To test that idea, the researchers first made adult male mice obese by feeding them a high-fat diet for 16 weeks. Since leptin can cause weight loss in the long term—which also reduces breathing problems —the researchers first assessed the immediate effect of a single dose of leptin (0.4 milligrams per kilogram of body weight) on sleep breathing before the weight-loss effect could take place. In both mice receiving leptin and those not receiving it—either squirted in the nose or injected in the belly—the researchers compared how much air mice inhaled, measured by changes in temperature, and the number of times mice experienced inadequate oxygen during sleep. They looked at blood oxygen levels by putting neck collars on mice, which were similar to human finger pulse oximeters. The results indicated that only mice given leptin through the nose showed increased ventilation by over 40% during sleep, which alleviated upper airway obstruction and cut the number of times the mice had insufficient oxygen levels by more than half.
The researchers stained neurons from the brains of mice given leptin through the nose and found that the leptin receptor on the surface of the neurons had detected leptin, meaning this method of delivery bypassed the blood-brain barrier and transported leptin directly to the brain, thus avoiding leptin-resistance.
To further look at the longer term metabolic effects of leptin treatment, researchers treated a subset of their obese mice with leptin through the nose or the abdomen for two weeks. Again, only mice treated with leptin through the nose showed reduction in food intake and weight loss. Those mice lost 1 gram, almost 3% of total body weight, while the mice given leptin in the abdomen gained more than 3 grams, indicating leptin resistance.
“We believe our study provides the first evidence of its kind that giving leptin through the nose eases sleep disordered breathing,” says Polotsky. “In the future, we plan studies to look at the effects of different doses of leptin administered through the nose in mice.”
“Identifying key molecules that regulate breathing and how these molecules could be used to treat medical conditions such as sleep apnea is a significant achievement,” says Michael Twery, PhD, director of the National Center on Sleep Disorders Research at the National Heart, Lung, and Blood Institute, part of the National Institutes of Health. “The discovery sets the stage on which new treatment options can be developed.”
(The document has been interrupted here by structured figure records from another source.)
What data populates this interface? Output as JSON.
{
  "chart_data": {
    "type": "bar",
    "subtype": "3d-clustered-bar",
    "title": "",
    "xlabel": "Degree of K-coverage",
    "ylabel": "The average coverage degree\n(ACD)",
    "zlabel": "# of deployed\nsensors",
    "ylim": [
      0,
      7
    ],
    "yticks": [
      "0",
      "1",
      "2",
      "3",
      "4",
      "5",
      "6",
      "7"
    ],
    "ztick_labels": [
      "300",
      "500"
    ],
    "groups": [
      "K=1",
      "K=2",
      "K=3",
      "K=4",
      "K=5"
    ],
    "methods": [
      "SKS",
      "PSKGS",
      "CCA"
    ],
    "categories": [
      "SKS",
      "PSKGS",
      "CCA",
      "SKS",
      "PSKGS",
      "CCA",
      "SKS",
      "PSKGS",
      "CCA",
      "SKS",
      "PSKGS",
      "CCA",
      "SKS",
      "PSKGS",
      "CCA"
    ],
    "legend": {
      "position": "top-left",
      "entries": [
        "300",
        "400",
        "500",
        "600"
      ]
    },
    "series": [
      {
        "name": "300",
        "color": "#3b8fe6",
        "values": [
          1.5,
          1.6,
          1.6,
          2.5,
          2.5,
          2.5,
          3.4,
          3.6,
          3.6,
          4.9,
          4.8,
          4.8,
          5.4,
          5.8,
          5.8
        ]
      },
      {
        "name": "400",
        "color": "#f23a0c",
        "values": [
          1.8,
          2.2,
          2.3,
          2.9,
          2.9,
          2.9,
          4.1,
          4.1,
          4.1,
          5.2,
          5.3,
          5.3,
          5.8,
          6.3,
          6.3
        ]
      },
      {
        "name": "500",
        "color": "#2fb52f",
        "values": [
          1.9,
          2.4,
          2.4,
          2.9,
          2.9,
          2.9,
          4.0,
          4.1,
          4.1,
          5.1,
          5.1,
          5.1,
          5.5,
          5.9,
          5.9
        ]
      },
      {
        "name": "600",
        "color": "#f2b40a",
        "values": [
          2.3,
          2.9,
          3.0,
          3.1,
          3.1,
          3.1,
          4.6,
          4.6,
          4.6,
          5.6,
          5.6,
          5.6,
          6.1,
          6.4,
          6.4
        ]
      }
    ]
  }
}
The researchers caution that, as was the case with leptin’s use to treat obesity, mouse studies may not be applicable to humans. “We believe that leptin treatment should be tested in humans at some point, but we first need to look into the potential side effects, allergic reactions and other factors before that can happen,” says Polotsky.
Costs, too, are a consideration for future therapies. According to the American Sleep Association, an average CPAP costs $500–$3,000. The current clinical use of leptin in the form of metreleptin—an extremely expensive synthetic replacement for leptin—treats rare cases of leptin deficiency at hundreds of thousands of dollars per year. However, Polotsky and Berger estimate that if nasal leptin is found safe and effective for clinical use, costs could be similar to inhaled forms of the hormone insulin, which runs about $25 per vial.
Other Johns Hopkins researchers who participated in the study include Huy Pho, Thomaz Fleury-Curado, Shannon Bevans-Fonti, Haris Younas, Mi-Kyung Shin, Jonathan C. Jun, Frederick Anokye-Danso, Rexford S. Ahima and Alan R. Schwartz. Additional authors on the paper include Lynn W. Enquist of Princeton University and David Mendelowitz of George Washington University.
This study is supported by the National Heart, Lung, and Blood Institute (grant R01 HL128970, R01HL133100, R01 HL138932), National Institute of Environmental Health Sciences (grant P50 ES018176), American Heart Association (grant 16POST31000017) and by the United States Environmental Protection Agency (Agreements 83615201 & 83451001).